Queridos hermanos, mientas
esperamos gozosos la bendición Urbi et Orbi que el Papa Francisco impartirá hoy
a todo el mundo, haciéndose eco del flagelo que azota al mundo por esta
pandemia, nos internamos en la Palabra del evangelio, donde Jesús enseña. Aquella persona a quien sus contemporáneos
llamaban maestro, durante su vida pública se dedica a enseñar, a transmitir la
buena noticia, la venida del Reino, el perdón de los pecados, la salvación a
todos los hombres, pero sin embargo no todos entienden ni aceptan ese mensaje. Igual
que hoy. Es más, en estos tiempos se vuelve a poner en duda su presencia, su
mensaje, su origen, su intención, como si las leyes económicas y financieras fueran
las que gobiernan el mundo y sus circunstancias.

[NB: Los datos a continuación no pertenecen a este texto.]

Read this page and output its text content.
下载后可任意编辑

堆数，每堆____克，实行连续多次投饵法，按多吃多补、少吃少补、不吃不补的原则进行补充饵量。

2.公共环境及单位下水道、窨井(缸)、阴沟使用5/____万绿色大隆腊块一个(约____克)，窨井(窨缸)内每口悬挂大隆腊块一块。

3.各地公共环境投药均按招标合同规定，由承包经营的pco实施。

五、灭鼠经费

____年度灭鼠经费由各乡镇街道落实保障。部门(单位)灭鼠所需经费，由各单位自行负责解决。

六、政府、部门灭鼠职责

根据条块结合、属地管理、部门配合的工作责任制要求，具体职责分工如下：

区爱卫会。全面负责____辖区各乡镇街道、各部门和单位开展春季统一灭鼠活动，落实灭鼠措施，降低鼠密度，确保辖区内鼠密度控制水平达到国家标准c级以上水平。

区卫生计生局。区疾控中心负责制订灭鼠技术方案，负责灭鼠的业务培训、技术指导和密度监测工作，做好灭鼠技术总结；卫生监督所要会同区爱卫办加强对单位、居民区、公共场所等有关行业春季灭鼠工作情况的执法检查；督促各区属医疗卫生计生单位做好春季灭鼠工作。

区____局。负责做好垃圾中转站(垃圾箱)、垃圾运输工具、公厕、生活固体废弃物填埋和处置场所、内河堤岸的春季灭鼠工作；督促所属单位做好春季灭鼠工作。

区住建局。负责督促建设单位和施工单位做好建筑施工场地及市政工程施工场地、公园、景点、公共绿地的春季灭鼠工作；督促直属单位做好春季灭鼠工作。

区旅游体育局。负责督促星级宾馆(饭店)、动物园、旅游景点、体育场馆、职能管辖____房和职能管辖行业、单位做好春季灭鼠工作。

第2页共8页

Si el hombre es tan dado de sí
mismo, si se siente tan completo y autosuficiente, ¿por qué un ser tan
diminuto, prácticamente invisible, ha producido tantas alteraciones e
inconvenientes en los sistemas de salud, en las más importantes empresas de transporte
del mundo, en las bolsas de comercio, aun
en el diario vivir y convivir de las familias, sin respetar edades, culturas,
razas ni religiones?
Seguramente hay razones de estrategia
y de inversión que no se han hecho, pero también para los católicos sucede que
no se ha escuchado al verdadero maestro.
Decimos que lo conocemos a Jesús pero no hacemos lo que nos dice, que lo
urgente supera a lo importante y que nuestras propias razones siempre están primeras
en la lista. Si no fuera así, por que se desobedece tanto las restricciones a
la cuarentena?
En este tiempo de cuaresma, con
una cuarentena impuesta por las circunstancias, volquémonos a la oración, al
ayuno y a la limosna por tantas necesidades que están surgiendo. Sabremos decir
así que hemos escuchado al verdadero maestro que es Jesús. Bendiciones.